Hunt has been on the board since 2015 and has become a staple in the East Patchogue and Bellport communities through volunteer and leadership roles. She has been an advocate for affordable housing and equity in education. Ironically, despite her efforts to bring housing to Bellport (including one project that was recently approved), she spent six months house hunting, unable to find a good fit within the district. Hunt said it was a strange decision to move out of her community, but believes it is part of her next step in life.
“I don’t know what other plans are in the future for me, but I know this is God’s plan,” she said in an interview Monday.
At the meeting of the board on March 13, officials officially accepted her resignation. Each member expressed regret that Hunt would be leaving, but said they were happy to have worked alongside her.
“She was a partner and a leader who was second to none,” said Cheryl Felice, board president. “Her love and compassion for the people of our district will be sorely missed, equaled by few and exceeded by none.”
Hunt was also presented with a proclamation from the Suffolk County Legislature and Legis. Rob Calarco, who thanked her for the work she has done in her board and personal capacities.
“She is somebody who decided that she needed to get engaged in her community, decided to get involved in her community, and just find different ways to be active,” Calarco said.

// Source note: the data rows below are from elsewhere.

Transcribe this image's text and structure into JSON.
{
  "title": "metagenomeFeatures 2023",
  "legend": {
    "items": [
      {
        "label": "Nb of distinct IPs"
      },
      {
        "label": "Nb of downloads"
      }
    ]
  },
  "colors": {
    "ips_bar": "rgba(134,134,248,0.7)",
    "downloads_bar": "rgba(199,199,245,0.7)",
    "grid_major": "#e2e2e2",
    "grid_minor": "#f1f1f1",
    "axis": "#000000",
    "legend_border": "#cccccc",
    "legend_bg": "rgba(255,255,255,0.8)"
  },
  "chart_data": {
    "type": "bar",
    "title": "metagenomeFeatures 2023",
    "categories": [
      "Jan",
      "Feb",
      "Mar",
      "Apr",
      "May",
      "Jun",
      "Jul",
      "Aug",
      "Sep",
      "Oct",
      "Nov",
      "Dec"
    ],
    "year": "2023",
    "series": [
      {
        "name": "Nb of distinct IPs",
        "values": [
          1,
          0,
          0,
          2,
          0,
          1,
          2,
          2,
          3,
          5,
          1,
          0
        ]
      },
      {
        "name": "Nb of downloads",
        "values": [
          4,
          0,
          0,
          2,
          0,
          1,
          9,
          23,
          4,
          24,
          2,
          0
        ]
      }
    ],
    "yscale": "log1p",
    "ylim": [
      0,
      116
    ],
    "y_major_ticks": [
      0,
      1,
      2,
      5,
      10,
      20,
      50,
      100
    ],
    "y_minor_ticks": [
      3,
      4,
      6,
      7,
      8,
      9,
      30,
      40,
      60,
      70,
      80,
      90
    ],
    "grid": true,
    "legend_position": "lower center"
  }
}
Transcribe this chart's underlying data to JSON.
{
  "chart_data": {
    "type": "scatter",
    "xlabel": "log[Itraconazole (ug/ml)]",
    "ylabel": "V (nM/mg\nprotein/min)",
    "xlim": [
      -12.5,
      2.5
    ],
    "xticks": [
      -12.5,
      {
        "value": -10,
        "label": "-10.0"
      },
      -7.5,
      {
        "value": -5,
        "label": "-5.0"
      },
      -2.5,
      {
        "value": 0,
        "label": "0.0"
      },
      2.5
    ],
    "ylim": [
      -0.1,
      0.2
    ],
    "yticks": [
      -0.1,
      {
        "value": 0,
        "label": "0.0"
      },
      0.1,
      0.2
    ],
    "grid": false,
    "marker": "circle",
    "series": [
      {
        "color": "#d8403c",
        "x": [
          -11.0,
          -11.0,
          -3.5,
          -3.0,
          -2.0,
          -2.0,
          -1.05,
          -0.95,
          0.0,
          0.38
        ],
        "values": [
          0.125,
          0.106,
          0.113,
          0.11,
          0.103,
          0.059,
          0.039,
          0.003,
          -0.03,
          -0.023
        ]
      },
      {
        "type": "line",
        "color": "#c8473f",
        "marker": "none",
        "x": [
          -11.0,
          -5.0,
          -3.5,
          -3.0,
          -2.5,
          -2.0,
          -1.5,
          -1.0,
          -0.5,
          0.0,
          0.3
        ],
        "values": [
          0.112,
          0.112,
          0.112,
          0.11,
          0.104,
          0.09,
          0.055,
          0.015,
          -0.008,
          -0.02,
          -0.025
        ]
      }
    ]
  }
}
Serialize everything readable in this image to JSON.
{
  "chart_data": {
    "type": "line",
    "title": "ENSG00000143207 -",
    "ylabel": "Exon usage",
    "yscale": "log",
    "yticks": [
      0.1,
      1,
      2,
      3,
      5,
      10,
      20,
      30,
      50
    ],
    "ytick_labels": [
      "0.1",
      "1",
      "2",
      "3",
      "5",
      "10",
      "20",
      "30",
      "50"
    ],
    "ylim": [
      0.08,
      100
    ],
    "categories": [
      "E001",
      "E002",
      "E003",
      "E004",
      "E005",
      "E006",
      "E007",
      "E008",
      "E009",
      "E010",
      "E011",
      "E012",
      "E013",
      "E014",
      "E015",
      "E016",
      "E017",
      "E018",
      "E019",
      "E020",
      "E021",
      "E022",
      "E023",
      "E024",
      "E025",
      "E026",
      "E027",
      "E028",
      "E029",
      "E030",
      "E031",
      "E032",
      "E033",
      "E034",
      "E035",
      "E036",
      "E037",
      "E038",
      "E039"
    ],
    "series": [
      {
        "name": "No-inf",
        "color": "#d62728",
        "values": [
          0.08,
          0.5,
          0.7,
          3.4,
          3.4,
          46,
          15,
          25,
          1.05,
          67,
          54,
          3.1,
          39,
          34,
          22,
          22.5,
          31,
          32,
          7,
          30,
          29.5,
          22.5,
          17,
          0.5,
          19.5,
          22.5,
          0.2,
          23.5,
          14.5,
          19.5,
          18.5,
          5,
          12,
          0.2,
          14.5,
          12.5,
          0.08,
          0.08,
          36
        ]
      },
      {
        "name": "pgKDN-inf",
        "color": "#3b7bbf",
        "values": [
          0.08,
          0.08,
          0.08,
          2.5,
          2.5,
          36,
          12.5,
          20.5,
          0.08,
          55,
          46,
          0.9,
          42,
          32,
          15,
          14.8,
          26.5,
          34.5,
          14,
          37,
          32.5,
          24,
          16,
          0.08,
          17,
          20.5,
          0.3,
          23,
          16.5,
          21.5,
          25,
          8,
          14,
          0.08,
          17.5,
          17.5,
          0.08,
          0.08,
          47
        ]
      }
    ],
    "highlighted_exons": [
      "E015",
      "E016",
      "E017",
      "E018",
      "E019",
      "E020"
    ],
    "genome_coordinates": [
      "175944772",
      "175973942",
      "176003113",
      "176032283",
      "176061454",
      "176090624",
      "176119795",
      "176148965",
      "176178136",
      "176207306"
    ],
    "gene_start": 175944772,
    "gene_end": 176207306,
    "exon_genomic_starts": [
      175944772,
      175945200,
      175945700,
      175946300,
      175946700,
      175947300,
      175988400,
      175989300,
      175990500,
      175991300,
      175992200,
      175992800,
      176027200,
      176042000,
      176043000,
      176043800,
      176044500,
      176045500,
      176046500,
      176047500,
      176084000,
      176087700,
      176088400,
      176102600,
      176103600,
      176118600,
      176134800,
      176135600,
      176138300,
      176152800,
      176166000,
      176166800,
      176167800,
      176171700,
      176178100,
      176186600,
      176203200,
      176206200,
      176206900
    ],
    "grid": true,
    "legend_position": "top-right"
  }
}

Hunt said that she would not be completely removed from the community, as she plans to continue to advocate for the Crest housing project and the affordable housing project next to the Boys & Girls Club. She acknowledged that it’s a strange feeling that she won’t be at school events and community functions, but hopes to maintain relationships in the community.
Her most rewarding work on the school board was being able to secure busing for Frank P. Long students, as well as generally giving a voice to people in the community without one.
“[It’s important] when you’re fighting for what you think is right and fighting for people who may not have a voice in what is going on,” Hunt said.